A few days ago, I discovered betrayal in a hotel room. A few days ago, my perfectly planned future shattered. I should be numb. Guarded. Incapable of wanting anyone.

Yet here, surrounded by wolf tracks and broken glass, my heart hammers against my ribs with an intensity I’ve never experienced. Not with Rebecca. Not with anyone.

Her fingers curl into my coat, no longer checking for injuries—holding on, pulling slightly, drawing us closer. The space between us charges with something raw and unplanned. Something real.

I want Bailey Monroe.

I want her in a way I’ve never wanted anything. Not success, not perfection, not approval. This isn’t a well-reasoned desire. It’s a bone-deep need, raw and terrifying.

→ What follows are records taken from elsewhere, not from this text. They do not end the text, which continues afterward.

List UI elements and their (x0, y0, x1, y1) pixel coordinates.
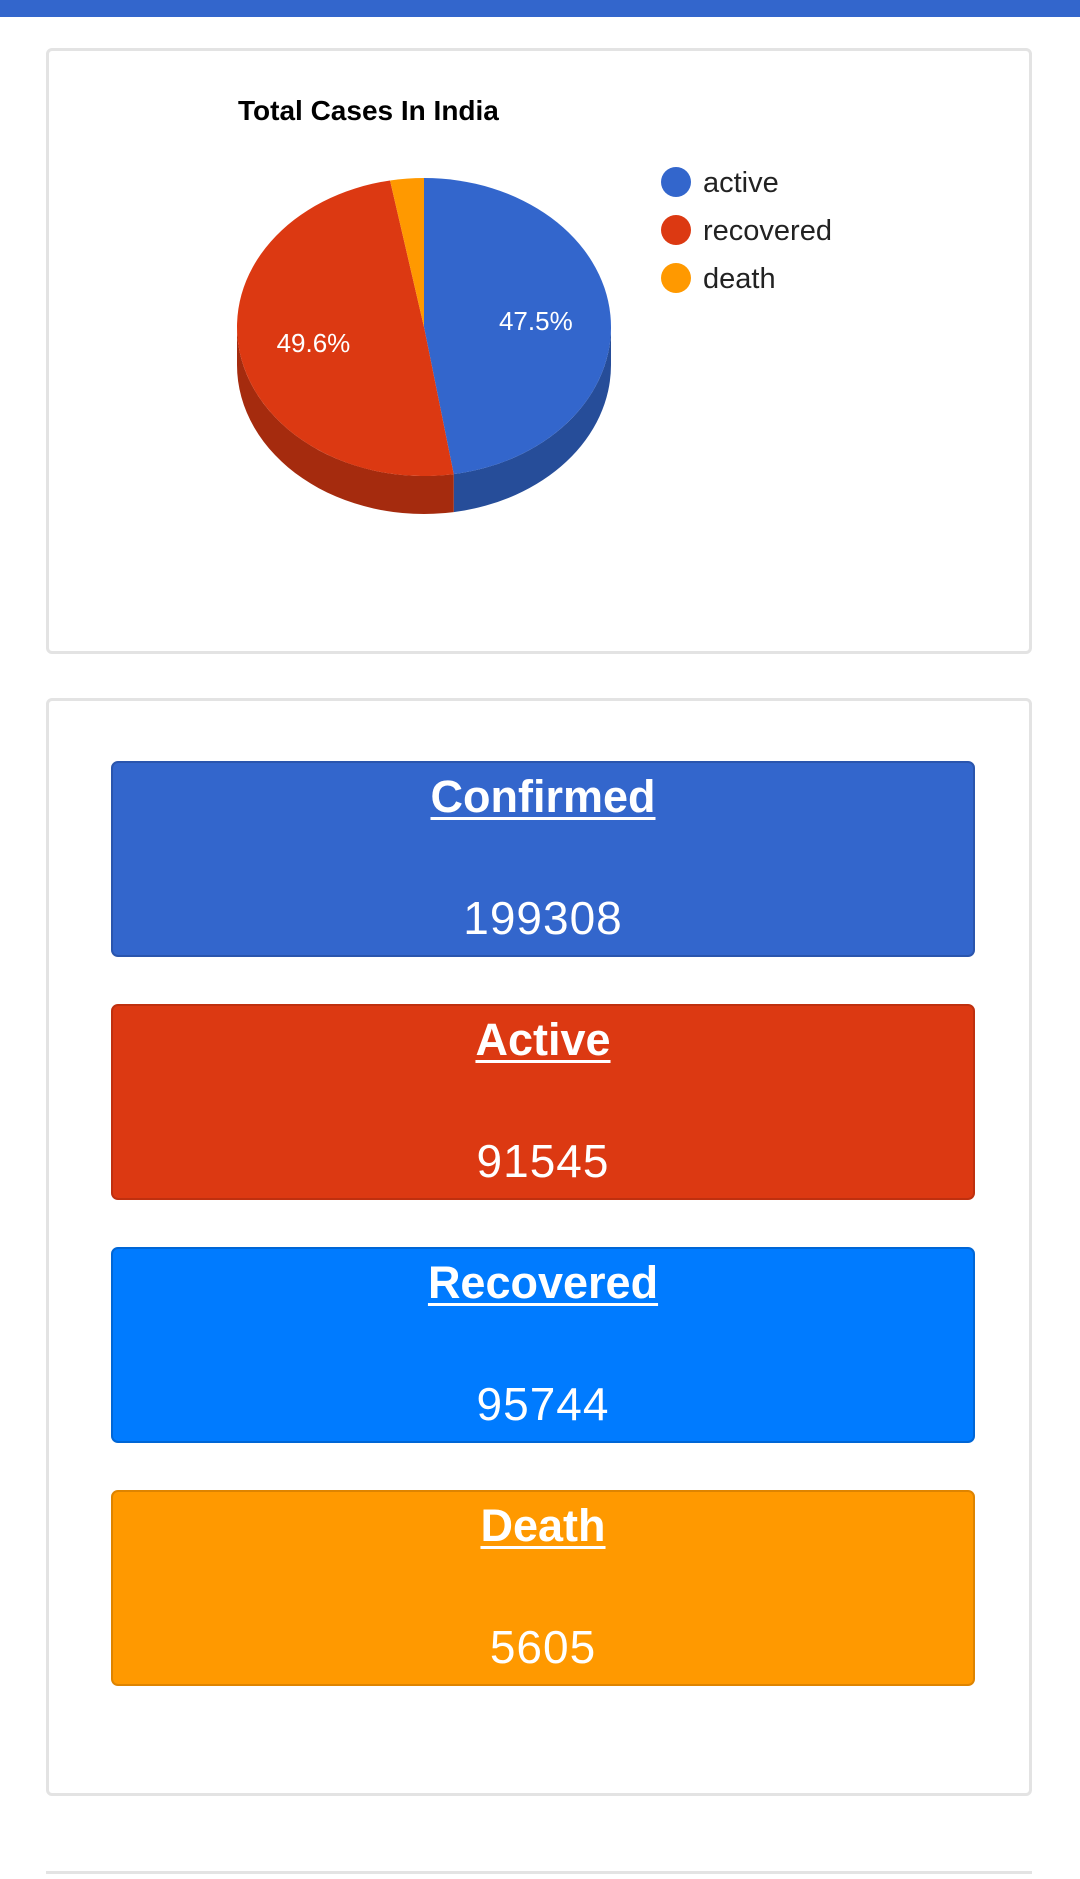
pie-top (237, 178, 611, 476)
chart-title: Total Cases In India (238, 95, 499, 126)
confirmed-value: 199308 (463, 892, 623, 944)
pie-label-active: 47.5% (499, 306, 573, 336)
recovered-card: Recovered 95744 (111, 1247, 975, 1443)
chart-card: Total Cases In India 47.5% 49.6% active re… (46, 48, 1032, 654)
pie-side (237, 327, 611, 514)
confirmed-card: Confirmed 199308 (111, 761, 975, 957)
legend-label-death: death (703, 263, 776, 295)
death-value: 5605 (489, 1621, 597, 1673)
pie-chart: Total Cases In India 47.5% 49.6% active re… (237, 95, 832, 514)
active-label: Active (475, 1014, 611, 1065)
legend-marker-active (661, 167, 691, 197)
recovered-value: 95744 (476, 1378, 610, 1430)
pie-side-recovered (237, 327, 454, 514)
legend-label-active: active (703, 167, 779, 199)
pie-side-active (453, 327, 611, 513)
active-card: Active 91545 (111, 1004, 975, 1200)
legend-marker-recovered (661, 215, 691, 245)
death-label: Death (480, 1500, 606, 1551)
pie-labels: 47.5% 49.6% (277, 306, 573, 358)
stats-card: Confirmed 199308 Active 91545 Recovered … (46, 698, 1032, 1796)
top-bar (0, 0, 1080, 17)
death-card: Death 5605 (111, 1490, 975, 1686)
pie-slice-active (424, 178, 611, 475)
legend-label-recovered: recovered (703, 215, 832, 247)
legend: active recovered death (661, 167, 832, 295)
pie-slice-death (390, 178, 424, 327)
next-card-edge (46, 1871, 1032, 1879)
confirmed-label: Confirmed (430, 771, 656, 822)
active-value: 91545 (476, 1135, 610, 1187)
legend-marker-death (661, 263, 691, 293)
pie-label-recovered: 49.6% (277, 328, 351, 358)
pie-slice-recovered (237, 180, 454, 476)
recovered-label: Recovered (427, 1257, 659, 1308)
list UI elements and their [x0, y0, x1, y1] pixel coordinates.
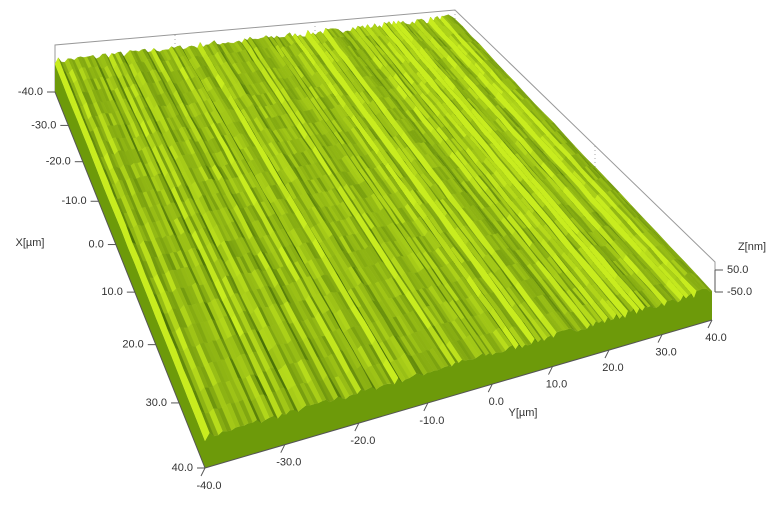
x-axis-label: X[µm]	[16, 237, 45, 249]
y-tick-label: -10.0	[419, 415, 444, 427]
x-tick-label: -40.0	[18, 86, 43, 98]
z-tick-label: -50.0	[727, 286, 752, 298]
x-tick-label: -30.0	[31, 119, 56, 131]
x-tick-label: -20.0	[46, 156, 71, 168]
y-axis-label: Y[µm]	[509, 407, 538, 419]
x-tick-label: 0.0	[89, 238, 104, 250]
y-tick-label: -30.0	[276, 457, 301, 469]
y-tick	[201, 468, 205, 476]
chart: X[µm] Y[µm] Z[nm] -40.0 -30.0 -20.0 -10.0 0.…	[0, 0, 781, 505]
y-tick-label: -20.0	[350, 435, 375, 447]
x-tick-label: 30.0	[146, 397, 167, 409]
y-tick-label: 0.0	[489, 396, 504, 408]
z-tick-label: 50.0	[727, 264, 748, 276]
y-tick-label: 20.0	[602, 362, 623, 374]
z-axis-label: Z[nm]	[738, 241, 766, 253]
y-tick-label: 40.0	[705, 332, 726, 344]
y-tick-label: 10.0	[546, 378, 567, 390]
x-tick-label: 40.0	[172, 462, 193, 474]
x-tick-label: 10.0	[101, 286, 122, 298]
y-tick-label: -40.0	[196, 480, 221, 492]
x-tick-label: 20.0	[122, 339, 143, 351]
x-tick-label: -10.0	[62, 195, 87, 207]
y-tick-label: 30.0	[655, 346, 676, 358]
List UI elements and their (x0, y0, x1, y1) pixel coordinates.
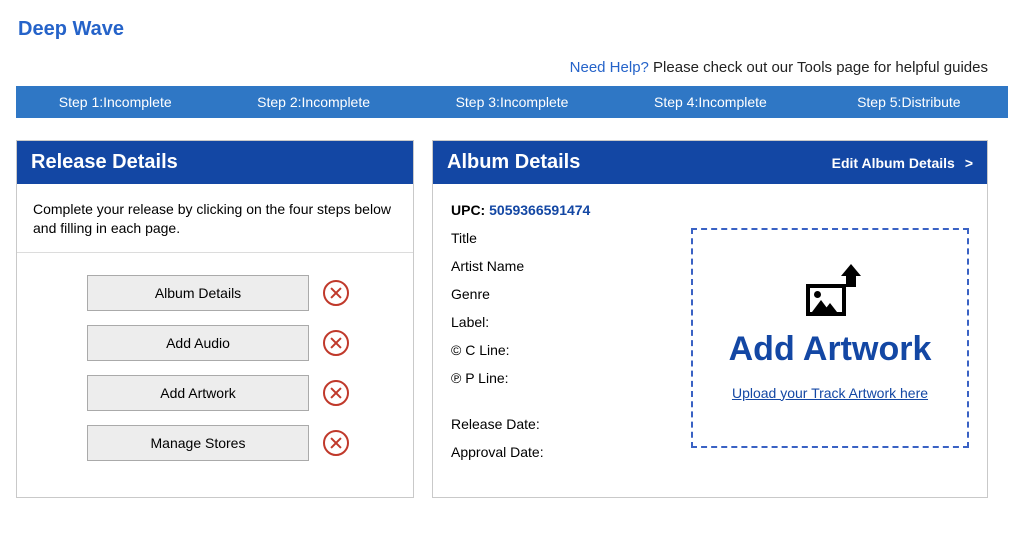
step-4[interactable]: Step 4:Incomplete (611, 94, 809, 110)
album-fields: UPC: 5059366591474 Title Artist Name Gen… (451, 202, 673, 472)
step-row-add-artwork: Add Artwork (87, 375, 373, 411)
help-bar: Need Help? Please check out our Tools pa… (0, 41, 1024, 86)
album-details-title: Album Details (447, 151, 580, 174)
step-row-add-audio: Add Audio (87, 325, 373, 361)
step-5[interactable]: Step 5:Distribute (810, 94, 1008, 110)
edit-album-details-link[interactable]: Edit Album Details > (832, 155, 973, 171)
field-genre: Genre (451, 286, 673, 302)
album-details-panel: Album Details Edit Album Details > UPC: … (432, 140, 988, 498)
brand-title: Deep Wave (0, 0, 1024, 41)
release-details-panel: Release Details Complete your release by… (16, 140, 414, 498)
steps-progress-bar: Step 1:Incomplete Step 2:Incomplete Step… (16, 86, 1008, 118)
release-details-title: Release Details (31, 151, 178, 174)
field-release-date: Release Date: (451, 416, 673, 432)
step-2[interactable]: Step 2:Incomplete (214, 94, 412, 110)
main-area: Release Details Complete your release by… (0, 118, 1024, 498)
album-body: UPC: 5059366591474 Title Artist Name Gen… (433, 184, 987, 490)
field-title: Title (451, 230, 673, 246)
upc-row: UPC: 5059366591474 (451, 202, 673, 218)
field-p-line: ℗ P Line: (451, 370, 673, 386)
album-details-button[interactable]: Album Details (87, 275, 309, 311)
manage-stores-button[interactable]: Manage Stores (87, 425, 309, 461)
add-artwork-dropzone[interactable]: Add Artwork Upload your Track Artwork he… (691, 228, 969, 448)
release-step-list: Album Details Add Audio Add Artwork Mana… (17, 253, 413, 497)
incomplete-icon (323, 330, 349, 356)
upc-label: UPC: (451, 202, 485, 218)
chevron-right-icon: > (965, 155, 973, 171)
field-c-line: © C Line: (451, 342, 673, 358)
step-3[interactable]: Step 3:Incomplete (413, 94, 611, 110)
step-row-album-details: Album Details (87, 275, 373, 311)
album-details-header: Album Details Edit Album Details > (433, 141, 987, 184)
release-subtitle: Complete your release by clicking on the… (17, 184, 413, 253)
release-details-header: Release Details (17, 141, 413, 184)
upload-artwork-link[interactable]: Upload your Track Artwork here (732, 385, 928, 401)
step-1[interactable]: Step 1:Incomplete (16, 94, 214, 110)
field-label: Label: (451, 314, 673, 330)
incomplete-icon (323, 380, 349, 406)
incomplete-icon (323, 430, 349, 456)
incomplete-icon (323, 280, 349, 306)
add-artwork-title: Add Artwork (729, 330, 932, 369)
upc-value: 5059366591474 (489, 202, 590, 218)
help-link[interactable]: Need Help? (570, 59, 649, 76)
upload-image-icon (806, 276, 854, 316)
help-text-body: Please check out our Tools page for help… (653, 59, 988, 76)
add-audio-button[interactable]: Add Audio (87, 325, 309, 361)
field-approval-date: Approval Date: (451, 444, 673, 460)
add-artwork-button[interactable]: Add Artwork (87, 375, 309, 411)
field-artist-name: Artist Name (451, 258, 673, 274)
edit-album-details-label: Edit Album Details (832, 155, 955, 171)
step-row-manage-stores: Manage Stores (87, 425, 373, 461)
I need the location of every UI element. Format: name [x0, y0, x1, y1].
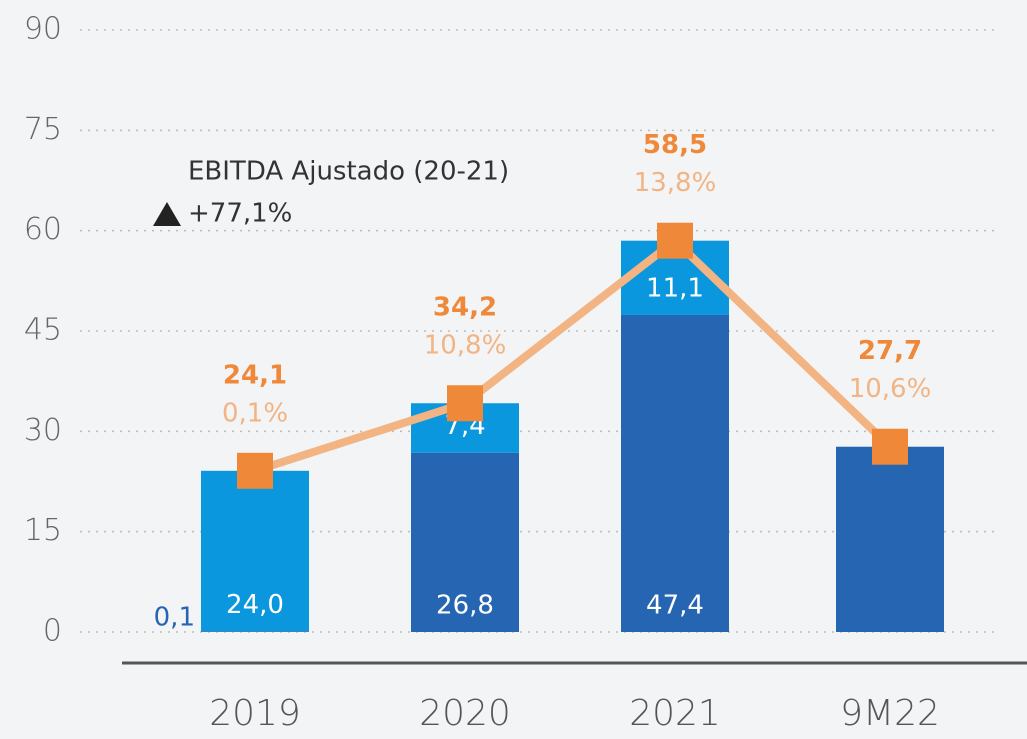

I want her rambling thoughts that spiral into absurd tangents.

Her inappropriate jokes that slice through tension like the sharpest blade.

Her fearlessness in facing wolves and fragility when she thinks no one’s watching.

The unapologetic realness of her. Messy, chaotic, honest in a world where I’ve been drowning in pretense.

She wears her soul on the outside. Everything—fear, joy, anger—blazes across her face with absolute transparency.

I’ve spent a lifetime constructing walls, perfecting masks, calculating every word and gesture.

She demolishes pretense without even trying, speaking truths others don’t dare think, seeing parts of me I’ve hidden from myself.

No one has ever looked at me the way Bailey does, seeing past Sebastian Lockhart, CEO, past the tailored suits and practiced smiles to the man beneath. The man I forgot existed until she crashed into my life.

Her fingers move against my chest, tracing my heartbeat. Something cracks open inside me. Something vital that’s been sealed away for so long I’ve forgotten it was there. The warmth spreading through my chest has nothing to do with adrenaline and everything to do with her.

Her eyes drop to my mouth, then back up. A flush spreads across her cheeks. The pulse at her throat quickens, matching the ragged rhythm of my own.

No. I’m not thinking about snow globes or wolves or ex-girlfriends.

I’m thinking that I’ve never wanted anything in my life the way I want to kiss Bailey Monroe right now.